By integrating YOLOv10 with LoRA-enhanced CLIP, the proposed framework demonstrates strong performance in both construction activity recognition and PPE detection. However, a closer examination of the results reveals several category-specific challenges. In construction activity recognition, auxiliary excavation and rebar-tying tasks exhibit relatively lower precision (around 90%), mainly due to factors such as overlapping worker postures, visually similar tool operations, and cluttered backgrounds, all of which make fine-grained distinctions more difficult.
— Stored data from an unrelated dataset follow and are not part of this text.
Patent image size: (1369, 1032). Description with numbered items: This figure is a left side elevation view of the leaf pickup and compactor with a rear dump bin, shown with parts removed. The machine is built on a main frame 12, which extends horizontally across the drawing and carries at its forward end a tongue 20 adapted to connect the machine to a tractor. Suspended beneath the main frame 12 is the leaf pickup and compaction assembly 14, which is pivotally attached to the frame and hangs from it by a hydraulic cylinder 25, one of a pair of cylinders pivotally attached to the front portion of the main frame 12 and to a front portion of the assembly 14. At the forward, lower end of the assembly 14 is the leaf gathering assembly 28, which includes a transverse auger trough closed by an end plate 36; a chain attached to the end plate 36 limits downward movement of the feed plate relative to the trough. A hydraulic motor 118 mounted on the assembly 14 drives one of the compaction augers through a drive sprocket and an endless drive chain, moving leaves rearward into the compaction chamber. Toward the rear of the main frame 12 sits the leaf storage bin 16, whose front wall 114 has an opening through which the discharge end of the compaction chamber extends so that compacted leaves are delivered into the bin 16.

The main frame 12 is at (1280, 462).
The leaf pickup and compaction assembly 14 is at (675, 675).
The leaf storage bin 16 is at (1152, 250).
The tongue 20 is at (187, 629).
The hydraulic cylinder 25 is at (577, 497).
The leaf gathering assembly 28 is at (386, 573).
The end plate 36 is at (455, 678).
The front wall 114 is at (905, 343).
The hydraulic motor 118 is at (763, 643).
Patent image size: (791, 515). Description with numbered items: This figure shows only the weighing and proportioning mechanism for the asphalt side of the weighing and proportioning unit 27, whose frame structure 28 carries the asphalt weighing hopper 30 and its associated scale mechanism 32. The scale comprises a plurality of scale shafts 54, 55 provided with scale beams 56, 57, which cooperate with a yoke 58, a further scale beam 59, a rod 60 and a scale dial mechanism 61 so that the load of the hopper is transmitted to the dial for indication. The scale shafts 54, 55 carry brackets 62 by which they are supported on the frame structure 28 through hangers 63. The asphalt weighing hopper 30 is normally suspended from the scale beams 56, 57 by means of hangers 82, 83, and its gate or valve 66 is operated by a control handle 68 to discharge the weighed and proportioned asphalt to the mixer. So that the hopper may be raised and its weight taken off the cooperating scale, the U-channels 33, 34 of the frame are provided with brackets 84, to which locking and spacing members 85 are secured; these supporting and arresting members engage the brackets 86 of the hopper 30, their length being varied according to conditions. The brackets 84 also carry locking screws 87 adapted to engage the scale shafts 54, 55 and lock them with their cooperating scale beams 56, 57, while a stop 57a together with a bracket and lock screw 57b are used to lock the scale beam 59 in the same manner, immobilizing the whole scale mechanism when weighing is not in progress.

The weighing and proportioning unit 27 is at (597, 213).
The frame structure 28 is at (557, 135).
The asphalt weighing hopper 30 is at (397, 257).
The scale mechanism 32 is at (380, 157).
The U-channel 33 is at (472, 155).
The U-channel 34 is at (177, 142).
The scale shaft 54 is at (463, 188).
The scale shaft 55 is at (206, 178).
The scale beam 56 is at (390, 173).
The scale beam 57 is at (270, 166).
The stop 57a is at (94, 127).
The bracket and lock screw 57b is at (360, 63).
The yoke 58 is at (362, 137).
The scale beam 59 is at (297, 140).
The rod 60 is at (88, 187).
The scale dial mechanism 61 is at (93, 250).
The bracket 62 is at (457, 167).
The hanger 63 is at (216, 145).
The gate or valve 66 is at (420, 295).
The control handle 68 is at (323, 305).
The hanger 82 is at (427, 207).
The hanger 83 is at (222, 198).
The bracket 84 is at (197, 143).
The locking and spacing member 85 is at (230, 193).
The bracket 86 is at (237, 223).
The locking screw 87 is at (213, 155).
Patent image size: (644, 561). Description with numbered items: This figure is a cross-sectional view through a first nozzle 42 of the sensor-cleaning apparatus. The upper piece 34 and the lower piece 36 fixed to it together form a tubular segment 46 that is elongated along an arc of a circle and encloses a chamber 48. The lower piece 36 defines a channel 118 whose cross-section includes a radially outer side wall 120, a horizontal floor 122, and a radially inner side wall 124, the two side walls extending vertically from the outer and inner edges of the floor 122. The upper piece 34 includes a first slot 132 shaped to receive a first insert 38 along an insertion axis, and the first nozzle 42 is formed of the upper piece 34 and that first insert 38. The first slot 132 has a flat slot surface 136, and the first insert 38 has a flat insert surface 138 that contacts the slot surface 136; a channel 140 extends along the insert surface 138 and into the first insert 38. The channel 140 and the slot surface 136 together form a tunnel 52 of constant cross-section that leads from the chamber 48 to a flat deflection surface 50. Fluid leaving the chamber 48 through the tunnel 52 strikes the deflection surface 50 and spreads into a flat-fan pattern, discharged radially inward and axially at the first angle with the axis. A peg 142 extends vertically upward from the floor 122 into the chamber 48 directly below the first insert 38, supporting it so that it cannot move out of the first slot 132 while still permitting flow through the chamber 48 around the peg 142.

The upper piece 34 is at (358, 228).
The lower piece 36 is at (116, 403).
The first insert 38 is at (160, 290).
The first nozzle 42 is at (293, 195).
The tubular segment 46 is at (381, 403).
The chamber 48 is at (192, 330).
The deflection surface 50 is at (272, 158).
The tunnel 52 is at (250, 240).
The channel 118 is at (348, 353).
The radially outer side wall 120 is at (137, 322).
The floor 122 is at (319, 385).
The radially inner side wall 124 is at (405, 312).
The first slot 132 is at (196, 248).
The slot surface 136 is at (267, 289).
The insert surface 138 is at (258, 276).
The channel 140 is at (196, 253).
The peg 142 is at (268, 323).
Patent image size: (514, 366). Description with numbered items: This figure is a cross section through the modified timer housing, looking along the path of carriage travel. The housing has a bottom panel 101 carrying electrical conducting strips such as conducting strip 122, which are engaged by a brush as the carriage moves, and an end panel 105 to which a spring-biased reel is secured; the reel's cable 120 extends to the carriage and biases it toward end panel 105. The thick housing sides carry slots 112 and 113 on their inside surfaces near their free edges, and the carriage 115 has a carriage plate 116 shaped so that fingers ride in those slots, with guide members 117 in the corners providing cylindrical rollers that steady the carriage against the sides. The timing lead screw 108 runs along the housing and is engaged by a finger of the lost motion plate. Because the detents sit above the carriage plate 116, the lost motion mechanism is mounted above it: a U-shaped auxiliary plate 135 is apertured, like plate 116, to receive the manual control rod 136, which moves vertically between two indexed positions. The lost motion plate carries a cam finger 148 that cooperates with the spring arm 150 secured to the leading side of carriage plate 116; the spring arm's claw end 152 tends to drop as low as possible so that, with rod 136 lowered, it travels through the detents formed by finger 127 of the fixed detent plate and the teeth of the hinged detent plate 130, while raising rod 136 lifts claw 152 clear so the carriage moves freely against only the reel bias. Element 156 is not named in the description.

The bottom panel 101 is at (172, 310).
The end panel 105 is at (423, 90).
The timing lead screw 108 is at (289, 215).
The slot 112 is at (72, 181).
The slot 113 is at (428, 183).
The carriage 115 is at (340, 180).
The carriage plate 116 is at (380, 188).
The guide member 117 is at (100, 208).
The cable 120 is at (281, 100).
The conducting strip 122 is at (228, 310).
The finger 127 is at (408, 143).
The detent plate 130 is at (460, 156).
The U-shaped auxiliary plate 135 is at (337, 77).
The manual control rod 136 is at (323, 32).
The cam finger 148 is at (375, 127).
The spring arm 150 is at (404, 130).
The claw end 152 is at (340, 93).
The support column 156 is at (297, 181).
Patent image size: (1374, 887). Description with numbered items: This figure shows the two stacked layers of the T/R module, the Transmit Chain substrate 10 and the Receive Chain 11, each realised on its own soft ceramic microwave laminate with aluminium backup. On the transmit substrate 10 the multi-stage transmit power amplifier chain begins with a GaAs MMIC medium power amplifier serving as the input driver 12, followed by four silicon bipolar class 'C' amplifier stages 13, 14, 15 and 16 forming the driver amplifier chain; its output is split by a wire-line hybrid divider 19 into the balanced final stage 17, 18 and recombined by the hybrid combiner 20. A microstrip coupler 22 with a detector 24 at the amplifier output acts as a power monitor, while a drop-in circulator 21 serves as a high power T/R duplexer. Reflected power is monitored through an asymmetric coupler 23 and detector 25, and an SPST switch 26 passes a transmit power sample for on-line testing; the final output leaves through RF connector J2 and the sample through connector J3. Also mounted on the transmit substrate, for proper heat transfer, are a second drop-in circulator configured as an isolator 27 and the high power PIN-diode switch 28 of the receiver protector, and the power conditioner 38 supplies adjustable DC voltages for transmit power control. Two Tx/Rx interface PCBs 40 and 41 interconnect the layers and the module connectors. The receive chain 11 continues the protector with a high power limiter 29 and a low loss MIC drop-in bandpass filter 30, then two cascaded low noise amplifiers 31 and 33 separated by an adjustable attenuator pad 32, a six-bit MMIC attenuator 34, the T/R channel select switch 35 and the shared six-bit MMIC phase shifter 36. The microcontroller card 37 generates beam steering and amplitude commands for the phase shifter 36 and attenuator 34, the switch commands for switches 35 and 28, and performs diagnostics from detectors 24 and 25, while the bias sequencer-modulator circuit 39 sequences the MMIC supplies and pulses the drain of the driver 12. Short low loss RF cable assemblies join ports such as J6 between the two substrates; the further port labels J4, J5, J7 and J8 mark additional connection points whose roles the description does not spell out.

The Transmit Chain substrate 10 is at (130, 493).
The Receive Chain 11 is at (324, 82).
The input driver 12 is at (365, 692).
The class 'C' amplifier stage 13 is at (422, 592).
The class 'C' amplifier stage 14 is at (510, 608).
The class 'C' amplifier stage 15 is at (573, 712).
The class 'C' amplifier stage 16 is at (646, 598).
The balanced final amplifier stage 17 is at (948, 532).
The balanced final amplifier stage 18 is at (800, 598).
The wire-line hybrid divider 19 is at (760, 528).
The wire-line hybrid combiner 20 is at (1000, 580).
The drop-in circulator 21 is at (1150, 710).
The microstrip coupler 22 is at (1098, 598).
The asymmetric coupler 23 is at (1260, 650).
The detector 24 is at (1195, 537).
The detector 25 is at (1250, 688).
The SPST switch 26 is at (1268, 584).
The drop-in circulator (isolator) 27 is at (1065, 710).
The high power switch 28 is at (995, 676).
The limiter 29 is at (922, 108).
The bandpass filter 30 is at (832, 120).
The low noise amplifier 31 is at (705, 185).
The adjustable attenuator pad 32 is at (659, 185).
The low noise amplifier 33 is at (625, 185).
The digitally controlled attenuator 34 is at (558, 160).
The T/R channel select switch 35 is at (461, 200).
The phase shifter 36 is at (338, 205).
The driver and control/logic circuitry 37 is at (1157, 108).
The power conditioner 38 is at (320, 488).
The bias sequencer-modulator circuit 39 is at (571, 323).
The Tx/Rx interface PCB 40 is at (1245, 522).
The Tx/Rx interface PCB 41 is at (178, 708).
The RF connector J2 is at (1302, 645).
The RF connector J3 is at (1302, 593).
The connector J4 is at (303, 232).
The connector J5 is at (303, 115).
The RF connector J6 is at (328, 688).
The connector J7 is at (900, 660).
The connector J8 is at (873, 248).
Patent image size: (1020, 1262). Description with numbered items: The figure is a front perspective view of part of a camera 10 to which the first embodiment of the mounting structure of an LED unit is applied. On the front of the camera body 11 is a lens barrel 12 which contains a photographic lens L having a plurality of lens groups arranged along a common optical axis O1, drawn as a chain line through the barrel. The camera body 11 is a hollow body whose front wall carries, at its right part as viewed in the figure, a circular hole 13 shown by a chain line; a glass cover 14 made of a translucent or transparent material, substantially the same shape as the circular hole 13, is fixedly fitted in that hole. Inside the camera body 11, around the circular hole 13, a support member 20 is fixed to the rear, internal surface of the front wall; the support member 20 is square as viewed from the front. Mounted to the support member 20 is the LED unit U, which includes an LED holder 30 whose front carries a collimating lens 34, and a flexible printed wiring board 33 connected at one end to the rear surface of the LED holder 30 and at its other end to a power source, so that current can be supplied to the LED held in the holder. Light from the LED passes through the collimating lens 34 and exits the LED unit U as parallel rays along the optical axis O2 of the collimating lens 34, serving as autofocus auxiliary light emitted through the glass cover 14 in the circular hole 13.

This suggests that future work may benefit from expanding category-specific training samples, incorporating more discriminative feature representations, or leveraging temporal information to improve model stability and generalization. For PPE detection, small items such as gloves and protective eyewear remain challenging due to their limited pixel footprint and frequent occlusion. Although YOLO-based region extraction effectively reduces background interference and improves text–image alignment, the inherent limitations of small-object detection continue to constrain overall performance. Future research could explore multi-scale detection architectures, higher-resolution inputs, multi-camera viewpoints, or temporal feature integration to further enhance robustness in complex construction environments.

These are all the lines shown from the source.